Ald. Ramirez-Rosa discusses The 606 development freeze, Logan TOD funding
Last week’s City Council meeting was a momentous one for sustainable transportation issues. Not only was new Chicago Department of Transportation commissioner Gia Biagi officially approved, but aldermen also passed ordinances approving a six-month moratorium on development near the west end of The 606 elevated trail, plus city funding for a 100-percent affordable transit-oriented development by the Logan Square ‘L’ stop. Both of those initiatives are strategies to fight housing displacement in the gentrifying Near Northwest Side championed by 35th Ward alderman Carlos Ramirez-Rosa, who discussed the legislative wins after the hearing.
The 606 development freeze
Gentrification, rising property taxes and rents, and the displacement of longtime poor and working-class residents of color was already an issue in Logan Square and Humboldt Park before The 606, aka the Bloomingdale Trail, opened in June 2015. But there’s no question that this transportation and recreation amenity has accelerated that process. For example, a study released last week by DePaul’s Institute for Housing Studies found that home prices along the western half of the greenway have risen by nearly 344 percent since 2012.
An ordinance, introduced in May 2017 by three local Latino aldermen, including Ramirez-Rosa would have charge an additional fee of between $300,000 and $650,000 for teardowns, depending on how many units would be lost, as well as a fee for enlarging existing buildings. However, that legislation ultimately went nowhere at City Hall.
The recent legislation, introduced by Ramirez-Rosa and 26th Ward alderman Roberto Maldonado, called for a 14 month moratorium on demolition and construction permits, plus zoning changes, in the western trail corridor in order to provide time to study potential anti-displacement strategies. (Maldonado’s involvement was not without irony, since he himself made $300,000 on 606-related real estate speculation.)
Mayor Lori Lightfoot initially blasted the proposal as too extreme, arguing, “We need to use a surgical knife, not a club.” But she threw her support behind the ordinance after the duration of the freeze was cut to six months, and the affected area was reduced to the zone bounded by Armitage, Kostner, North, Kedzie, Hirsch, and California.

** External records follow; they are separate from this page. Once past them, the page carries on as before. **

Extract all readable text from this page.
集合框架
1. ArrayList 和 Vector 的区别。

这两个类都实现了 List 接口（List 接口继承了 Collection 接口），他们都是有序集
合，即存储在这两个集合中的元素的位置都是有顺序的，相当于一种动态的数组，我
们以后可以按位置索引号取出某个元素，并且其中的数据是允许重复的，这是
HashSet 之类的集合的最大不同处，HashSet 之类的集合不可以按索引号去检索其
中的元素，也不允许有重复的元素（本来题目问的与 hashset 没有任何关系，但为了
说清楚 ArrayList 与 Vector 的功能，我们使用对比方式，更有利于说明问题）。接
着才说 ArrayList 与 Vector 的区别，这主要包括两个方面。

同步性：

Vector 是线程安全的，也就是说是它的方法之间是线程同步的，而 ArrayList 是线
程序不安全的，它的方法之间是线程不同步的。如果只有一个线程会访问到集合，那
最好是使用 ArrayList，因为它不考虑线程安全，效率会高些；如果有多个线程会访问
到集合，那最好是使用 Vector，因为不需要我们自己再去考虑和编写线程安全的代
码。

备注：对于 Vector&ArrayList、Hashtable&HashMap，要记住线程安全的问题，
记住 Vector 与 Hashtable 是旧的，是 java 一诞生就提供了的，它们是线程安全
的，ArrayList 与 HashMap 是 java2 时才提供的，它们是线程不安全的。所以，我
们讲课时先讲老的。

The ordinance passed the Council last week without debate. It will take effect on February 1.
“I think that it’s a great first step towards protecting the gentle density [two- and three- flats in danger of being replaced by upscale single-family homes] around The 606, which we just saw has been destroyed as a result of demolitions,” Ramirez-Rosa said after the vote, citing the new DePaul study that had been released that morning. “It really shows that the city needs to take immediate steps to address the area around The 606 west of California, which at this time is seeing skyrocketing prices, to acquire land and to acquire property there [for affordable housing]. Now we have six months to really hunker down and work with the Department of Housing, work with the Law Department, work with local advocacy organizations to come up with longterm solutions to address the loss of affordability in the area.”
Ramirez-Rosa added that he’s satisfied with the freeze that passed, even though it’s less than half the length that he and Maldonado originally proposed. “Initially we thought that it was going to take a year to really conduct a good study and come up with an optimal policy,” he said. “But as a result of ongoing conversations with the housing department and others, we feel that we’re actually going to be able to get there in six months. If at six months we’re not where we need to be, then there’s clarity amongst everyone that we will extend it for another six months.”

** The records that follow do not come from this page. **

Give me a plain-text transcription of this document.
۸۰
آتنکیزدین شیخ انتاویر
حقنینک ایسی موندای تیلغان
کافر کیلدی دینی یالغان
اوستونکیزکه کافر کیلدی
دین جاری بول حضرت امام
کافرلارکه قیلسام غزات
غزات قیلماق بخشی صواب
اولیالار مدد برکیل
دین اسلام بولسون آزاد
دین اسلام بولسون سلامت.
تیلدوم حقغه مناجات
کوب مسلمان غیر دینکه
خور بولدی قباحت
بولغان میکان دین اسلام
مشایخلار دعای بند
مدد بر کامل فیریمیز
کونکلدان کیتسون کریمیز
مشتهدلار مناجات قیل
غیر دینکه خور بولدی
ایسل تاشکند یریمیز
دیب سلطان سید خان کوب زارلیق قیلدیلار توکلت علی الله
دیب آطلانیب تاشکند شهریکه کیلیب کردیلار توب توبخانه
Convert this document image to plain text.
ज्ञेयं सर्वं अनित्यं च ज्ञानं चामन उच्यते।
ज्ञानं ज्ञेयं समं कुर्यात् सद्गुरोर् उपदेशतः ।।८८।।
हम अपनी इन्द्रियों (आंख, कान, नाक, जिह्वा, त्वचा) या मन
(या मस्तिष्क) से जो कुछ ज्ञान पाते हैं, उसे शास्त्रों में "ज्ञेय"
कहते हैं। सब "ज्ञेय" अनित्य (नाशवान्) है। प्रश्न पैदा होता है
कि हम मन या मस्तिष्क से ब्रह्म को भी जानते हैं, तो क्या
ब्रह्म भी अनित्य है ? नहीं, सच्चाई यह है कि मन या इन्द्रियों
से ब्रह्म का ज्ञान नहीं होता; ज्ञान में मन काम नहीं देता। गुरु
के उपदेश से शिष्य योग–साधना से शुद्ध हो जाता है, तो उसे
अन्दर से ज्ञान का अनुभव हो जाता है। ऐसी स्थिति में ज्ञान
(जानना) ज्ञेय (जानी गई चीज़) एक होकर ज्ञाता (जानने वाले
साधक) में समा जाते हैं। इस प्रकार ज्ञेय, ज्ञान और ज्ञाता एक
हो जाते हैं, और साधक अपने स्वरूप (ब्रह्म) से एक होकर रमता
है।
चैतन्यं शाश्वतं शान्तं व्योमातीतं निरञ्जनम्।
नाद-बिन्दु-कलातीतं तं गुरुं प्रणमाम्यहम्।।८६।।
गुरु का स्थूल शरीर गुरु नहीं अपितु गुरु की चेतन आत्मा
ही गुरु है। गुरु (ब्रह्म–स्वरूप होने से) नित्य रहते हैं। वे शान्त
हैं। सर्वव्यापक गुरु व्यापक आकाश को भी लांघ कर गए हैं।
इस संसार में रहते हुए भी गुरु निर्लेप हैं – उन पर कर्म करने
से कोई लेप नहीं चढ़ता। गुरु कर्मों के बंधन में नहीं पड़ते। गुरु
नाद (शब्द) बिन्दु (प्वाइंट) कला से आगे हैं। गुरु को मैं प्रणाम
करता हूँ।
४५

City funding for the Logan affordable TOD
Another feather in Ramirez-Rosa’s cap that day was the approval of bond financing for the all-affordable 100-unit TOD, with a projected construction cost of about $31 million, by the Logan Square Blue Line station. This ordinance is part of the authorization for the city to issue bonds, which will allows the development to receive low-income tax credits. The project faced stiff opposition from a vocal minority of nearby neighbors, but was ultimately approved by the vast majority of the hundreds of people who attended the final community input meeting last April.

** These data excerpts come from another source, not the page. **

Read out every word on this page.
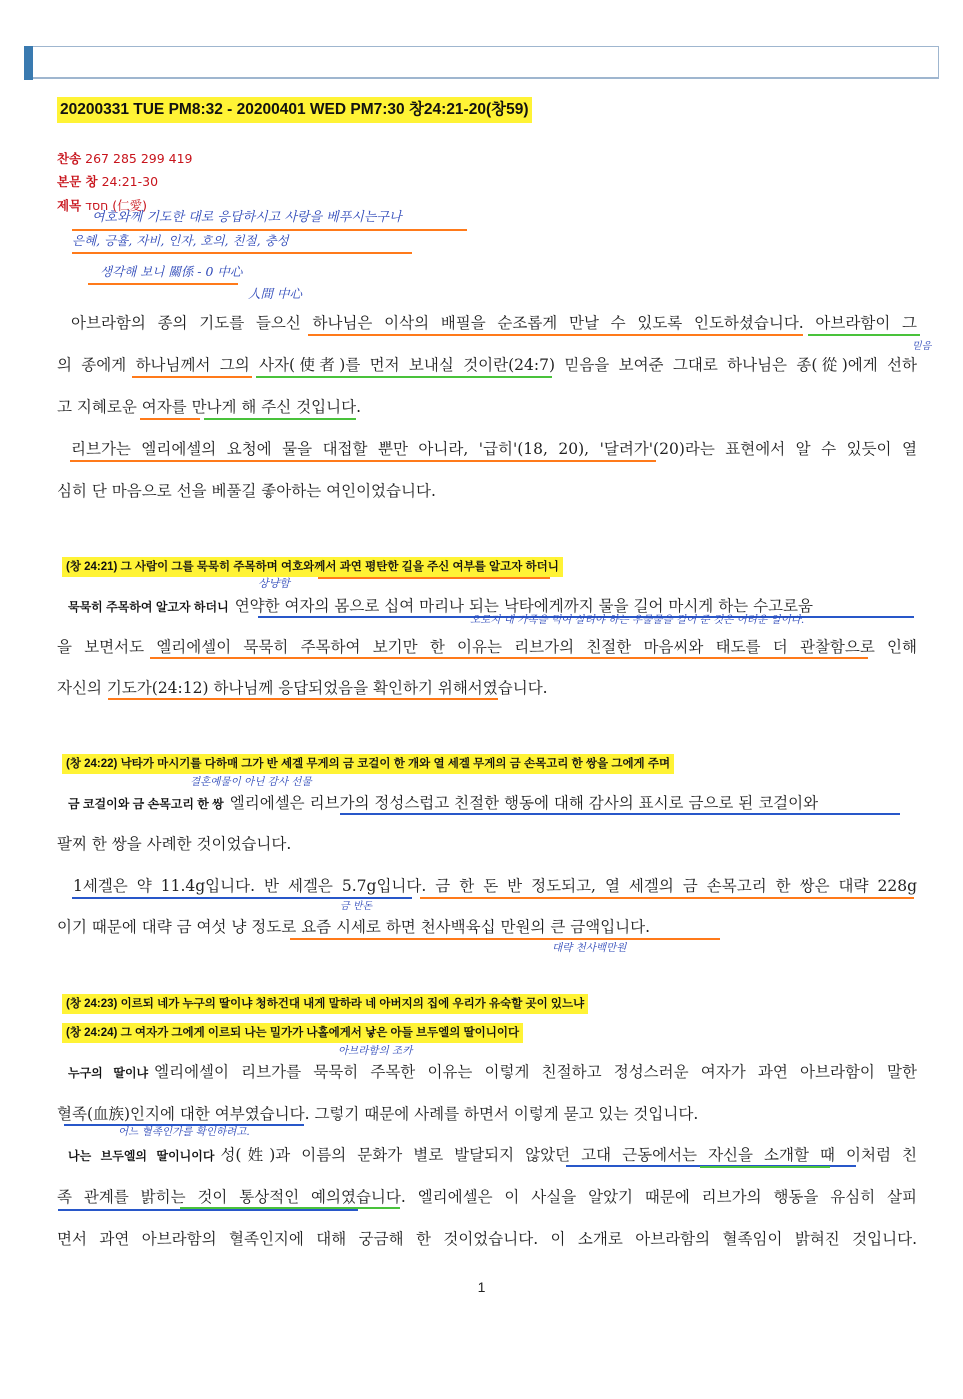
20200331 TUE PM8:32 - 20200401 WED PM7:30 창24:21-20(창59)
찬송 267 285 299 419
본문 창 24:21-30
제목 חסד (仁愛)
여호와께 기도한 대로 응답하시고 사랑을 베푸시는구나
은혜, 긍휼, 자비, 인자, 호의, 친절, 충성
생각해 보니 關係 - 0 中心
人間 中心
아브라함의 종의 기도를 들으신 하나님은 이삭의 배필을 순조롭게 만날 수 있도록 인도하셨습니다. 아브라함이 그
믿음
의 종에게 하나님께서 그의 사자(使者)를 먼저 보내실 것이란(24:7) 믿음을 보여준 그대로 하나님은 종(從)에게 선하
고 지혜로운 여자를 만나게 해 주신 것입니다.
리브가는 엘리에셀의 요청에 물을 대접할 뿐만 아니라, '급히'(18, 20), '달려가'(20)라는 표현에서 알 수 있듯이 열
심히 단 마음으로 선을 베풀길 좋아하는 여인이었습니다.
(창 24:21) 그 사람이 그를 묵묵히 주목하며 여호와께서 과연 평탄한 길을 주신 여부를 알고자 하더니
상냥함
묵묵히 주목하여 알고자 하더니 연약한 여자의 몸으로 십여 마리나 되는 낙타에게까지 물을 길어 마시게 하는 수고로움
오로지 내 가족을 먹여 살려야 하는 우물물을 길어 준 것은 어려운 일이다.
을 보면서도 엘리에셀이 묵묵히 주목하여 보기만 한 이유는 리브가의 친절한 마음씨와 태도를 더 관찰함으로 인해
자신의 기도가(24:12) 하나님께 응답되었음을 확인하기 위해서였습니다.
(창 24:22) 낙타가 마시기를 다하매 그가 반 세겔 무게의 금 코걸이 한 개와 열 세겔 무게의 금 손목고리 한 쌍을 그에게 주며
결혼예물이 아닌 감사 선물
금 코걸이와 금 손목고리 한 쌍 엘리에셀은 리브가의 정성스럽고 친절한 행동에 대해 감사의 표시로 금으로 된 코걸이와
팔찌 한 쌍을 사례한 것이었습니다.
1세겔은 약 11.4g입니다. 반 세겔은 5.7g입니다. 금 한 돈 반 정도되고, 열 세겔의 금 손목고리 한 쌍은 대략 228g
금 반돈
이기 때문에 대략 금 여섯 냥 정도로 요즘 시세로 하면 천사백육십 만원의 큰 금액입니다.
대략 천사백만원
(창 24:23) 이르되 네가 누구의 딸이냐 청하건대 내게 말하라 네 아버지의 집에 우리가 유숙할 곳이 있느냐
(창 24:24) 그 여자가 그에게 이르되 나는 밀가가 나홀에게서 낳은 아들 브두엘의 딸이니이다
아브라함의 조카
누구의 딸이냐 엘리에셀이 리브가를 묵묵히 주목한 이유는 이렇게 친절하고 정성스러운 여자가 과연 아브라함이 말한
혈족(血族)인지에 대한 여부였습니다. 그렇기 때문에 사례를 하면서 이렇게 묻고 있는 것입니다.
어느 혈족인가를 확인하려고.
나는 브두엘의 딸이니이다 성(姓)과 이름의 문화가 별로 발달되지 않았던 고대 근동에서는 자신을 소개할 때 이처럼 친
족 관계를 밝히는 것이 통상적인 예의였습니다. 엘리에셀은 이 사실을 알았기 때문에 리브가의 행동을 유심히 살피
면서 과연 아브라함의 혈족인지에 대해 궁금해 한 것이었습니다. 이 소개로 아브라함의 혈족임이 밝혀진 것입니다.
1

Tax increment financing funding still needs to be approved by the Council to make make ends meet for the project. Other nuts-and-bolts approvals, such as an alley vacation will also need to be passed before construction can start, but the alderman said the project is on track to break ground this year.
“It’s great to know that after years of diligent work on the part of my office and community groups that we are one step closer to breaking ground,” Ramirez-Rosa said. “It’s kind of interesting, you work on something for so many years and then it just passes, and it feels really good. It’s an important thing that happened to day because for years it looked like we weren’t going to get the necessary funding from the Rahm Emanuel administration. I’m glad that we have it now, but at the same time, this has to be just the beginning. This needs to be the first equitable TOD that we see the city of Chicago do that’s all-affordable — it can’t be the last.”